With the High Court recently specifying that the restriction on registering unapproved properties was not a blanket ban, but only excluded certain categories of land classification, property owners are now pinning their hopes on their land falling within the right classification. Lakhs of people, who have purchased panchayat-approved property all over Tamil Nadu, remain unable to register them in the wake of the September 9 order of the Madras High Court.
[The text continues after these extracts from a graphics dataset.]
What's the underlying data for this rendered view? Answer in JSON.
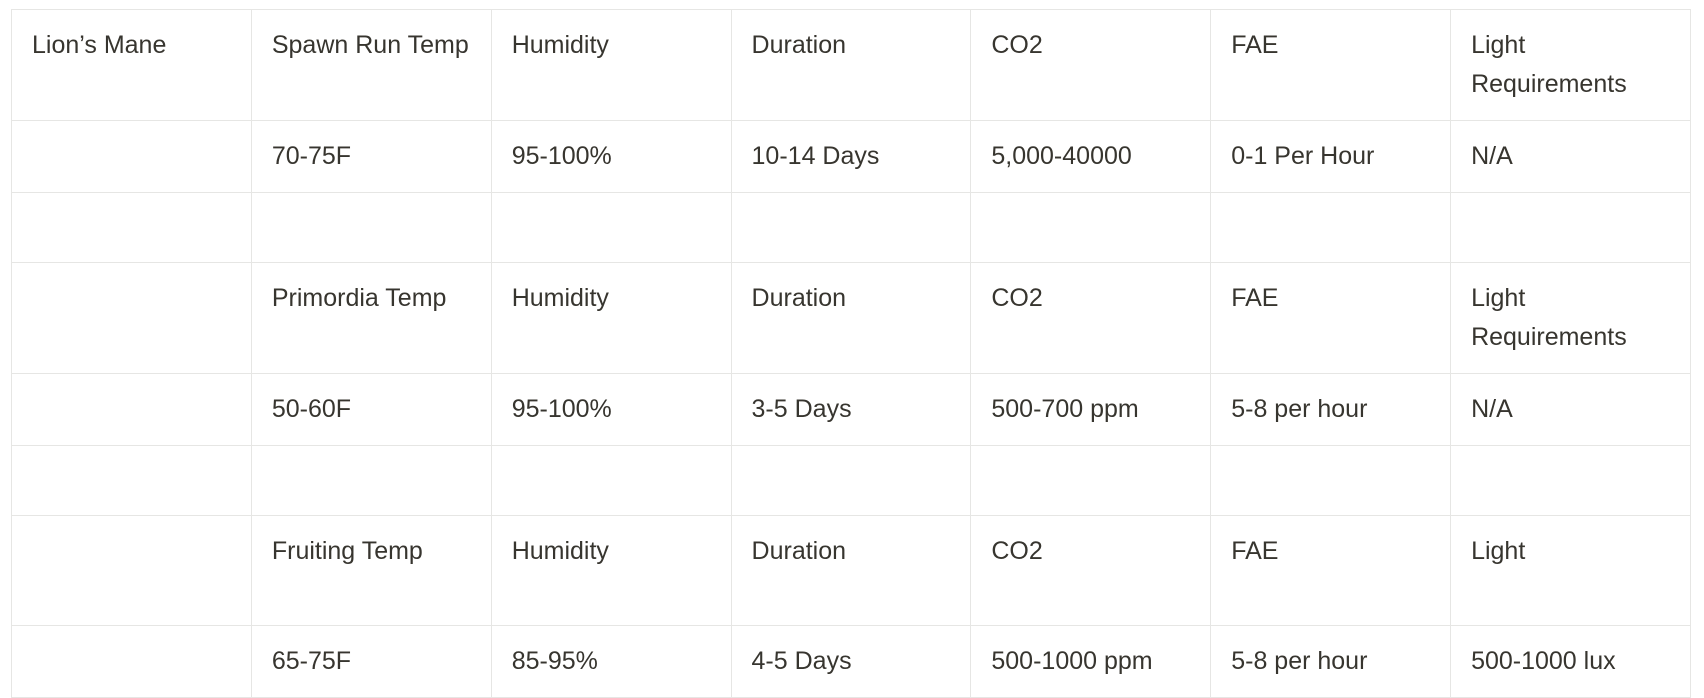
{
  "table": {
    "rows": [
      [
        "Lion’s Mane",
        "Spawn Run Temp",
        "Humidity",
        "Duration",
        "CO2",
        "FAE",
        "Light Requirements"
      ],
      [
        null,
        "70-75F",
        "95-100%",
        "10-14 Days",
        "5,000-40000",
        "0-1 Per Hour",
        "N/A"
      ],
      [
        null,
        null,
        null,
        null,
        null,
        null,
        null
      ],
      [
        null,
        "Primordia Temp",
        "Humidity",
        "Duration",
        "CO2",
        "FAE",
        "Light Requirements"
      ],
      [
        null,
        "50-60F",
        "95-100%",
        "3-5 Days",
        "500-700 ppm",
        "5-8 per hour",
        "N/A"
      ],
      [
        null,
        null,
        null,
        null,
        null,
        null,
        null
      ],
      [
        null,
        "Fruiting Temp",
        "Humidity",
        "Duration",
        "CO2",
        "FAE",
        "Light"
      ],
      [
        null,
        "65-75F",
        "85-95%",
        "4-5 Days",
        "500-1000 ppm",
        "5-8 per hour",
        "500-1000 lux"
      ]
    ]
  }
}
When the matter came up for hearing in the Madras High Court on October 21, it was submitted that a day earlier, Section 22-A of the Registration (Tamil Nadu Amendment) Act, 2008, was notified through a government order (G.O. Ms. No. 123) of Commercial Taxes and Registration Department. It aims at preventing registration of lands converted as house sites without approval from appropriate planning authorities. However, those plots classified as housing sites anywhere in the land records could be registered. People at the grassroots of the real estate business say the notification is unlikely to be a major turnaround for the market. “The earnings of the Registration Department have been seriously affected. Only plots approved by the Directorate of Town and Country Planning are being registered now,” says a mediator in a southern suburb. According to him, even transfer of agriculture land as such is not taking place currently.
According to a legal expert, reports of passing of the G.O. last week brought some hopes among the real estate fraternity, but this was short lived as it was only a notification of the Amendment carried out in 2008. “The G.O. only reinforces the fact that agriculture property cannot be misused and that unapproved property cannot be registered,” he reiterated. If your property does not fall within these classifications, or involves change of land classification, it is likely that it will not be registered.